Multigrade automotive lubricants contain polymeric viscosity modifiers which enable the oil to provide adequate hydrodynamic lubrication at high temperatures and good starting/pumping performance at low temperatures. Under operating conditions in engines, transmissions and gear boxes, polymeric additives undergo both temporary and permanent viscosity loss. The former is caused by flow orientation and the latter by molecular chain scission. Whatever the mechanism, original equipment manufacturers are interested in maintaining a minimum level of hydrodynamic viscosity from oil change to oil change. This is often expressed as a “stay-in-grade” requirement.
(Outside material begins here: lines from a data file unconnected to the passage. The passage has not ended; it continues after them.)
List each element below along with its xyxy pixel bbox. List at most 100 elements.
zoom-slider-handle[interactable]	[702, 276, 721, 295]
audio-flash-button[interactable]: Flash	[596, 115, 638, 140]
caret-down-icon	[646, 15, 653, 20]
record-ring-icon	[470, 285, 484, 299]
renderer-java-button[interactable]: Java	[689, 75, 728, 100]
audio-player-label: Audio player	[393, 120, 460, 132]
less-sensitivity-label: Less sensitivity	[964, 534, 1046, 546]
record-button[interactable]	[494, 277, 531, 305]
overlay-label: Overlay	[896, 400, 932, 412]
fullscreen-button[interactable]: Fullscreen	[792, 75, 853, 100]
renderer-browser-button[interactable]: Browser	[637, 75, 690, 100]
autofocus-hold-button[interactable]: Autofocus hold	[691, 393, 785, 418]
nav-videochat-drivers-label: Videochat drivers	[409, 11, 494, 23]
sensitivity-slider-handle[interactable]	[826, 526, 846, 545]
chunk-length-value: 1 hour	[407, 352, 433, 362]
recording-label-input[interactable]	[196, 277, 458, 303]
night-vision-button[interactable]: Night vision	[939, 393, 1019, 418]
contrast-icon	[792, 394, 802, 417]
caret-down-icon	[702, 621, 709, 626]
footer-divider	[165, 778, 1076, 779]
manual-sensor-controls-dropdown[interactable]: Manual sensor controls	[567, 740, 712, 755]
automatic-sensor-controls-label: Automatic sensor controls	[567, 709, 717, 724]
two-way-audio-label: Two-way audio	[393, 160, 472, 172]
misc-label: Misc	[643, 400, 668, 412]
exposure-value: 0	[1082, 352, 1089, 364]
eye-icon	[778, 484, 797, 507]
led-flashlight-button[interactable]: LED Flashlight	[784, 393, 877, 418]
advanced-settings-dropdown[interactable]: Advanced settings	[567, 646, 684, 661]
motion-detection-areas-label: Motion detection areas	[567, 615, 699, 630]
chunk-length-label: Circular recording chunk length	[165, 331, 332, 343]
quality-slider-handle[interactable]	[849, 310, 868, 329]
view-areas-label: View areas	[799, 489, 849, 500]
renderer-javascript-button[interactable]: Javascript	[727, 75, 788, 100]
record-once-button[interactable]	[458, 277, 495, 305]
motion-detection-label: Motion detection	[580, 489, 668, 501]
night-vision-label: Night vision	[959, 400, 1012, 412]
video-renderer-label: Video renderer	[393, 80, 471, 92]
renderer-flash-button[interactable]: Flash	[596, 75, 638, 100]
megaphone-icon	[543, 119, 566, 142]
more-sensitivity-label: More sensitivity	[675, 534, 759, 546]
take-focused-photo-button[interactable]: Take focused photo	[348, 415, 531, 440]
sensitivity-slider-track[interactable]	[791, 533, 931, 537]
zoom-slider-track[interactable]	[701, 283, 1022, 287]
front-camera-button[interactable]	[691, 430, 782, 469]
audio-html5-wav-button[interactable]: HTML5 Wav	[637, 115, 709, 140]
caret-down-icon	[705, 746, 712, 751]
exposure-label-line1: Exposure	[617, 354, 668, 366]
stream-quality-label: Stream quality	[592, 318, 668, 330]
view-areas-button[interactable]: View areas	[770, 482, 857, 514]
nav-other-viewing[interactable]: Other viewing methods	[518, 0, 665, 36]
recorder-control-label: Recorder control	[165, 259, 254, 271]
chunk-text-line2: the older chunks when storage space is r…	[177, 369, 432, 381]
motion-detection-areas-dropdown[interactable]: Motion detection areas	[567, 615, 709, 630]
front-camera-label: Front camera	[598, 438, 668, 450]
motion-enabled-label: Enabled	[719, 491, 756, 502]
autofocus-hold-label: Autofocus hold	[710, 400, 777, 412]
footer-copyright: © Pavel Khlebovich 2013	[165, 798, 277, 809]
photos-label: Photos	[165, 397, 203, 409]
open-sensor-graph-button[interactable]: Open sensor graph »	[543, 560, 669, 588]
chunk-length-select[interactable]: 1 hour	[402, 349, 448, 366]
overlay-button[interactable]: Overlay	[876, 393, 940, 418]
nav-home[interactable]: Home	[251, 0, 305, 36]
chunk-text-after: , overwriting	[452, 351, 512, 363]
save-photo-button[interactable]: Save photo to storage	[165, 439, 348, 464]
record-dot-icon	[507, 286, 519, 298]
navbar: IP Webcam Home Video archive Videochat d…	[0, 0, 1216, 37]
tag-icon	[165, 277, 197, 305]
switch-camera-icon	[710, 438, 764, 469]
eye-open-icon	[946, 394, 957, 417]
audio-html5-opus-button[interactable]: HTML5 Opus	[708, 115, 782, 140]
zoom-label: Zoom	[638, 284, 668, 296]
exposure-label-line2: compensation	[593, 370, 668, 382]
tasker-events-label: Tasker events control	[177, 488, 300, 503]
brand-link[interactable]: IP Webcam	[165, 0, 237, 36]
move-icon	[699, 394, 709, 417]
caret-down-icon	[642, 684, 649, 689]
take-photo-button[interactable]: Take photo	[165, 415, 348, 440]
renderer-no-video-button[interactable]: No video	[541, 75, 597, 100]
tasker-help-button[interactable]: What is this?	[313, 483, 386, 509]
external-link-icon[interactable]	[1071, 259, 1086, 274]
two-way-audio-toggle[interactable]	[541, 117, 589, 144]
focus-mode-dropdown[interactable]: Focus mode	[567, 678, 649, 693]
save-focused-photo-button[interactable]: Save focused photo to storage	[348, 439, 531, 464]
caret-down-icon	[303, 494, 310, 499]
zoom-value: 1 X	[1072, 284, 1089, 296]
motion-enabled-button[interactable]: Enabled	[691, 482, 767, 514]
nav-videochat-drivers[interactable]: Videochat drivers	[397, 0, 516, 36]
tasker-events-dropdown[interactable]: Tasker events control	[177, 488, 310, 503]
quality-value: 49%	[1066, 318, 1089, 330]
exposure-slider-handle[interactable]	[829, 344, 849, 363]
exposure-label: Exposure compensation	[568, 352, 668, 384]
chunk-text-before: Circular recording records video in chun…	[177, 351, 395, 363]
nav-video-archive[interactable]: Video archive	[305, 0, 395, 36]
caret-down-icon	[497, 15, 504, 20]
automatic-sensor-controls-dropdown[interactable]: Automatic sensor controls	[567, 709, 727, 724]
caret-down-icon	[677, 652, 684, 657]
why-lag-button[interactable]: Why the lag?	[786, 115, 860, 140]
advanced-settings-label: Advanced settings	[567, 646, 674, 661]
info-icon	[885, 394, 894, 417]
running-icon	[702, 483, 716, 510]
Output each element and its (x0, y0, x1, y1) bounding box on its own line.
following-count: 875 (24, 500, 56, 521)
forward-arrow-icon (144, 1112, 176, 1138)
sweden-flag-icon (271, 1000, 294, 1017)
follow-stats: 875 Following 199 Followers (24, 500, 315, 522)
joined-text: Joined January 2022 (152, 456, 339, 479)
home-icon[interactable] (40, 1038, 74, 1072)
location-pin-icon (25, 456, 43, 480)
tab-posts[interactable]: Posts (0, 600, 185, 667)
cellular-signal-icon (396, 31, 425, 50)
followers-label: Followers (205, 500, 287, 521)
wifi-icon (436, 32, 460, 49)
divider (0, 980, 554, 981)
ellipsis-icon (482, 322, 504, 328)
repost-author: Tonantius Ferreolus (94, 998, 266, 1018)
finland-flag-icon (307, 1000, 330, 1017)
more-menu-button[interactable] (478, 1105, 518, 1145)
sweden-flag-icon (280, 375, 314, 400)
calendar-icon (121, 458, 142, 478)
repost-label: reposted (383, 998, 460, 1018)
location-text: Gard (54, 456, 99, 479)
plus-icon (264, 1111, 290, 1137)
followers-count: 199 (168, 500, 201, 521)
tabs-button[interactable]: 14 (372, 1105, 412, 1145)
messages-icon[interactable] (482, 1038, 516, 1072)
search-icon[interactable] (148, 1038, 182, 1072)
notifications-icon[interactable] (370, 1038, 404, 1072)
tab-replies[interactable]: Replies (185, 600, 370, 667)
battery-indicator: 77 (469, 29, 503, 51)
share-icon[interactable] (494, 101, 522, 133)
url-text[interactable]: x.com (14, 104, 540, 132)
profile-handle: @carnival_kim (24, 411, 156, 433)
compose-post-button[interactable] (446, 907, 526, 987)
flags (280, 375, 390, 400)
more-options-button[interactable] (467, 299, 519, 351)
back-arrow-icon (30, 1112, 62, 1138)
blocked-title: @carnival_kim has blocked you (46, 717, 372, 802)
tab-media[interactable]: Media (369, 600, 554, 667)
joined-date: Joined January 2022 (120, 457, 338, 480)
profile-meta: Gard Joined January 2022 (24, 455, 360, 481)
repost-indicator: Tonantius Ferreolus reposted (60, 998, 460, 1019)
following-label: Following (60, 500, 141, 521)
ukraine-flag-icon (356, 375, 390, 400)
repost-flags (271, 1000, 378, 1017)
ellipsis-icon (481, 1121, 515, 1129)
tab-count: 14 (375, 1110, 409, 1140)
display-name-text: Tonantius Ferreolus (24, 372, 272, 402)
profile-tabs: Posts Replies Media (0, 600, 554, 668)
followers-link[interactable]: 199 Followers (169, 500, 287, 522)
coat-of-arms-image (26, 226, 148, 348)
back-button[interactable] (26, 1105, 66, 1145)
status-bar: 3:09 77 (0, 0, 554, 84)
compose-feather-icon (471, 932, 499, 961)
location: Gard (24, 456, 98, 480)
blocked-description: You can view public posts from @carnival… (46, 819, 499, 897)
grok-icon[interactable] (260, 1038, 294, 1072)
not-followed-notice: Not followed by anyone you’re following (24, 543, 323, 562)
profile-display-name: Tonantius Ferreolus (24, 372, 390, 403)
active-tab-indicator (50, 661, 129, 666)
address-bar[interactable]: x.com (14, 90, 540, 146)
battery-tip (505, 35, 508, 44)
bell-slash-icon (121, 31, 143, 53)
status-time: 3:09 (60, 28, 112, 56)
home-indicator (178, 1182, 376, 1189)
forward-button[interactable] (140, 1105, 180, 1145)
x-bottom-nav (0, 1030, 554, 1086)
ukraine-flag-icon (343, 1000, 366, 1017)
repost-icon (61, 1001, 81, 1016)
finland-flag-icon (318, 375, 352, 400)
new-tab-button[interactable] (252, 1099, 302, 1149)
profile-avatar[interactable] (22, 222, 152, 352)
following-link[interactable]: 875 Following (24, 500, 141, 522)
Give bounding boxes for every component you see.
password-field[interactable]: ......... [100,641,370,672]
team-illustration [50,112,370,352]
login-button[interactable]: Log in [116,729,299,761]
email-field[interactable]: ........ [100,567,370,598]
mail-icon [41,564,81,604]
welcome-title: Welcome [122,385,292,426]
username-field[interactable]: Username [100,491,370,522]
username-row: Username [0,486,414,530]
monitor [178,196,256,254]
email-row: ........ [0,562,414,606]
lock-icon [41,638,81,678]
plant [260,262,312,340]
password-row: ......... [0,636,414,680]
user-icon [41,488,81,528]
Commercial viscosity modifiers (VM) span a wide range of chemistries and molecular architectures. An earlier paper (1)¹ reported on the permanent viscosity loss characteristics of SAE 5W-30 engine oils differing in VM chemistry and speculated that differences in molecular structure - linear chains, A-B block copolymers and stars - could explain most experimental observations. This paper presents a similar study on a series of SAE 15W-40 heavy duty diesel engine oils formulated with OCP, styrene/butadiene, star and PMA viscosity modifiers. Very similar relative permanent viscosity losses to those reported earlier were observed. To provide direct experimental evidence for molecular chain scission, a third set of experiments were carried out in which binary polymer/oil solutions were subjected to mechanical shear degradation according to ASTM D3945. The molecular weight distributions of the new and sheared oils were measured by gel permeation chromatography, and the results are shown to support the molecular degradation mechanisms proposed in the first paper.